Alors c’est pour ce garçon, il doit avoir environ 13 ans. Intriguée, je l’observe avec plus de curiosité. Il a l’air un peu plus grand que la moyenne. Il a de jolis cheveux noirs, un peu longs et ondulés. Il est mignon mais rien de spécial au point de susciter ce genre de réaction. J’aperçois son visage se froncer et se tourner dans ma direction. Je sens alors son regard sur moi. Ses yeux marron, proche du rouge foncé, croisent les miens et je comprends. Son regard est … imposant, il impose le respect, c’est troublant. Lorsque je sors de mes pensées et fais de nouveau attention au monde extérieur, je remarque que le groupe a cessé de discuter pour me regarder. Je sens la chaleur me monter au visage. Son regard n’a pas bougé, il est toujours en train de me fixer, je le sens me bruler. Je vois naitre un petit sourire d’amusement sur son visage. Je ne tiens plus et détourne le regard du groupe, rouge de honte. Mais je sens toujours son regard et je le vois bouger du coin de l’œil. Je tourne la tête, pour le voir se diriger vers moi. Je suis paralysée et tendue. Disons que les rapports humains n’ont jamais été mon fort, surtout face à ce genre de personnage. Au moment où je sens que je perds le contrôle de la situation, je sens une poigne, ferme et douce à la fois, me prendre la main. Je tourne la tête et me retrouve face à face avec des yeux verts.

« Salut, tu es la nouvelle arrivée, c’est ça ? Désolé de ne pas t’avoir accueilli comme il se doit, je n’étais pas encore là ! Viens je vais te présenter aux autres. Au fait je m’appelle Lucas, ça s’écrit comme Lucas mais ça se prononce "Loucas" » me dit-il tout en me tirant vers un autre groupe de jeunes et loin de ce très mystérieux mais non moins dangereux garçon.

Dès que ce garçon blond m’attrape la main pour se présenter, l’autre adolescent stoppe immédiatement son allure. Je crois apercevoir une lueur rouge dans ses yeux. Il ne semble pas content du tout, et je ne parle même pas de la blonde qui me lance un regard rempli de haine et de jalousie. « Génial, déjà une ennemie », me dis-je.

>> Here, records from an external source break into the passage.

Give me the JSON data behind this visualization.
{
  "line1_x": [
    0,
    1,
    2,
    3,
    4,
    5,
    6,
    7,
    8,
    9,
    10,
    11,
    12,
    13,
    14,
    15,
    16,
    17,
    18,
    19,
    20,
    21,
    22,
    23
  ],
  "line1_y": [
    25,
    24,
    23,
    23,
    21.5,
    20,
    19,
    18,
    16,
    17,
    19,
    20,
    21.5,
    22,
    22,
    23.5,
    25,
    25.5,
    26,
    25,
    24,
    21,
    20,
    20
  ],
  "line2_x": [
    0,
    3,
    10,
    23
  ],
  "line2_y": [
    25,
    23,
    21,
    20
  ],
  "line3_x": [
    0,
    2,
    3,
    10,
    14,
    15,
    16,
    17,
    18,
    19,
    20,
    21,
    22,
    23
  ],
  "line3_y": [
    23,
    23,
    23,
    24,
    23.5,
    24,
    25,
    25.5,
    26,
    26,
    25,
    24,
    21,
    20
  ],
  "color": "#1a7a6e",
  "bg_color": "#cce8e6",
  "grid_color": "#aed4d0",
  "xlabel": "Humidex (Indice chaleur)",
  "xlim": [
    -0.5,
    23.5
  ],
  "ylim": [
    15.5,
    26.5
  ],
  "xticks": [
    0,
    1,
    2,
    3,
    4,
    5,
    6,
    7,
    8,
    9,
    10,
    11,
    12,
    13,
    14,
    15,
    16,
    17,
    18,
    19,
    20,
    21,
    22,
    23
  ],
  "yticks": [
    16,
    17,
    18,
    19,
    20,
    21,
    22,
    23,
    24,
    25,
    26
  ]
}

Le groupe de Lucas est composé de quatre garçons et d’une fille à l’air farouche. Il me les présente un par un, le premier s’appelle Thomas, il est brun avec des yeux marron et il est le plus petit d’un an mon cadet et pourtant cela ne l’empêche pas d’avoir la langue bien pendue. Quant au second il s’appelle Nicolas, un blond aux yeux bleus, classique. Il semble calme mais avec un air rebelle. Je me fais la réflexion qu’il ne faut pas venir lui chercher des problèmes car il les recevrait avec plaisir. On a tous le même âge, à quelques mois près, sauf Nicolas qui a deux ans de plus que nous. La fille s’appelle Natasha, une jolie rouquine au regard aguicheur qui me lance un regard pas des plus accueillant. Quant au dernier, il s’appelle Christopher, il est grand, mince avec de jolis cheveux châtains, il me fait un sourire discret qui me met à l’aise. J’y réponds avec enthousiasme, ce qui ne plait pas à la rouquine.

« Alors t’es la nouvelle c’est ça ? Et tu crois que parce que t’es nouvelle, tout est permis ? Alors que les choses soient claires, Chris est à moi ok ? » Me sermonne-t-elle.

— Nat’ ne commence pas ! la sermonne, à son tour, Lucas. Ecoute, le mec de tout à l’heure, évite de te confronter à lui, il n’est pas bien net, dit-il en s’adressant à moi.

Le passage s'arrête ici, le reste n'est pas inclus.